As novas medidas são lançadas no seguimento de estudos realizados em animais em que, de acordo com o regulamento, “a Autoridade confirma avaliações anteriores de que a acrilamida nos géneros alimentícios aumenta potencialmente o risco de desenvolvimento de cancro nos consumidores de todas as faixas etárias.” No mesmo documento lê-se que “a acrilamida está presente numa ampla gama de géneros alimentícios de uso corrente” e que “em alguns géneros alimentícios eram significativamente superiores aos teores presentes em produtos comparáveis da mesma categoria de produtos.”

Limitar a toxicidade através da prevenção

As medidas lançadas — e que chamam especial atenção para as batatas fritas, o pão, biscoitos, café e substitutos — funcionam como uma ferramenta de prevenção, uma vez que são necessárias doses muito altas para o risco em questão.

Ana Lúcia Silva concorda com a medida: "Faz sentido porque ao limitar a exposição à toxicidade, há menor risco que ocorra o desencadear da doença."

Quem sofre mais com a exposição à substância, de acordo com o que relata o "El Pais” são os trabalhadores das indústrias, uma vez que contactam com a acrilamida, “seja por inalação, contacto com a pele.” Segundo o mesmo jornal, mesmo assim, não houve registos de maior incidência de cancro, doença para o qual o tabaco (que também possui o composto) continua a ser a maior fonte.

Ou seja, a quantidade deste composto presente na comida poderá ser reduzido para surtir os efeitos cancerígenos. Ainda assim, e dado que está presente em muitos produtos (o que poderá aumentar a sua ingestão), é preciso ter cuidado. De acordo com o que adianta o regulamento da Comissão Europeia “entre 10% a 15% dos alimentos que apresentam excesso de acrilamida podem reduzir este valor mediante a aplicação de boas práticas”.

O valor mínimo estipulado para que a acrilamida se relacione com a probabilidade do aparecimento de cancro é de 170 miligramas por quilo de peso. Segundo a edição online do jornal espanhol, uma pessoa que pese 80 quilos necessitaria de 13.600 microgramas da substância por dia.

De acordo com Javier Marhuenda, académico da Academia Espanhola de Nutrição, é difícil chegar a essa dose. Com os novos valores de referência para os fabricantes emitidos pela Comissão Europeia, uma pessoa de 80 quilos teria de comer mais de 27 quilos de batatas fritas por dia para chegar ao número perigoso.

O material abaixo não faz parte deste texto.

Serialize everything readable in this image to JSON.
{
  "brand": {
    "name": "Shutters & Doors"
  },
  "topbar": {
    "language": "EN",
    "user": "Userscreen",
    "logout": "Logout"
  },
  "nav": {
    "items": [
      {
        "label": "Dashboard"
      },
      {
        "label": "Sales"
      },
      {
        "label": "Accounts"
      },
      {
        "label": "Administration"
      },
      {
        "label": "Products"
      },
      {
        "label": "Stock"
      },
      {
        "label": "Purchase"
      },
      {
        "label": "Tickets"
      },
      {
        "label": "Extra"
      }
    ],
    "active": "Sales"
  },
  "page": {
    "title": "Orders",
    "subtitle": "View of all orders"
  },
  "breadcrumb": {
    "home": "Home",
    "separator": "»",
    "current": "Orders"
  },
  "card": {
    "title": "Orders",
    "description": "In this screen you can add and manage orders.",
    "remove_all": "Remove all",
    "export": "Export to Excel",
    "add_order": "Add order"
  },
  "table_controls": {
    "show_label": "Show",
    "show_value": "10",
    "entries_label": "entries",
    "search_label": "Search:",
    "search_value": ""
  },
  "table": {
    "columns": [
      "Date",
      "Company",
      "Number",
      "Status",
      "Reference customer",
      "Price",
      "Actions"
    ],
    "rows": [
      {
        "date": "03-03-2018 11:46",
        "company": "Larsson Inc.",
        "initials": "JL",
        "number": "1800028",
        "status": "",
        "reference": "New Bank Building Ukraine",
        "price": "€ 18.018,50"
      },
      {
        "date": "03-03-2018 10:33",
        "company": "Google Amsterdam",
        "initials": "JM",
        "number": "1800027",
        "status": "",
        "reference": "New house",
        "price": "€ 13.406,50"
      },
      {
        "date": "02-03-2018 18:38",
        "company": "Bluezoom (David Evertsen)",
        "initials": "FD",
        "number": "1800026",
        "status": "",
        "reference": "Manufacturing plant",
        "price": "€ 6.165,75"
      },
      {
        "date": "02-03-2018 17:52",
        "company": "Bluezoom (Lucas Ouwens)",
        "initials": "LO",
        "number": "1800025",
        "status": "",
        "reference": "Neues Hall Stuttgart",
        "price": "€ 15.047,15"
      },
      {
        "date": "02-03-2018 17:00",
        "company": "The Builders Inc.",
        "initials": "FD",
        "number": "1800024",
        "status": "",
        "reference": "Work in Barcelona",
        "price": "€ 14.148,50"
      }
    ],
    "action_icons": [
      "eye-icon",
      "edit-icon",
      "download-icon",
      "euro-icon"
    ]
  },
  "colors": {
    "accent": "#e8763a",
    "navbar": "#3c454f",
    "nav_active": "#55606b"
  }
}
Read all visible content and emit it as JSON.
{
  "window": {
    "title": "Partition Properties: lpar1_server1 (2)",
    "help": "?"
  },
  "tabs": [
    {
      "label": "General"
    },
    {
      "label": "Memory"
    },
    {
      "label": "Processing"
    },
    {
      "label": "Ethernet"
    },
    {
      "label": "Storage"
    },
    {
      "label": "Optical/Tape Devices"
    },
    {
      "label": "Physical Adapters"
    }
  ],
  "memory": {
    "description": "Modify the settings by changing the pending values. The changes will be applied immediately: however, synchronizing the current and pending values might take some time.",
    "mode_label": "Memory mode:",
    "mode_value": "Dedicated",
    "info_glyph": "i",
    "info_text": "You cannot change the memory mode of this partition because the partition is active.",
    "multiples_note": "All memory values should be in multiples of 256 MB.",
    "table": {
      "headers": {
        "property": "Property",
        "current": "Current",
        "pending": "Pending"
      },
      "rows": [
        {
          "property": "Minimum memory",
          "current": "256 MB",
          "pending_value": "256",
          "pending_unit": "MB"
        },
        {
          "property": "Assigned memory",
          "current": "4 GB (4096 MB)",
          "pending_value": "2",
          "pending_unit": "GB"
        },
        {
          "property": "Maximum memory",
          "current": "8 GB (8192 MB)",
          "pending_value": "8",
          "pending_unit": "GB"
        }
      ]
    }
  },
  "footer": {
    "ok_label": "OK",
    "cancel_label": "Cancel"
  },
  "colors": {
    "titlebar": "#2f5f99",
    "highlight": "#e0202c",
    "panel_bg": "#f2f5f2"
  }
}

Há várias substâncias consideradas cancerígenas. E, ainda que tenham de ser ingeridas em doses altas para representarem o risco, estão presentes em muitos alimentos. Por isso, quanto mais se reduzir o seu consumo e quanto maior for o critério nas escolhas alimentares, mais protegida fica a saúde. Quanto mais natural for a alimentação, melhor.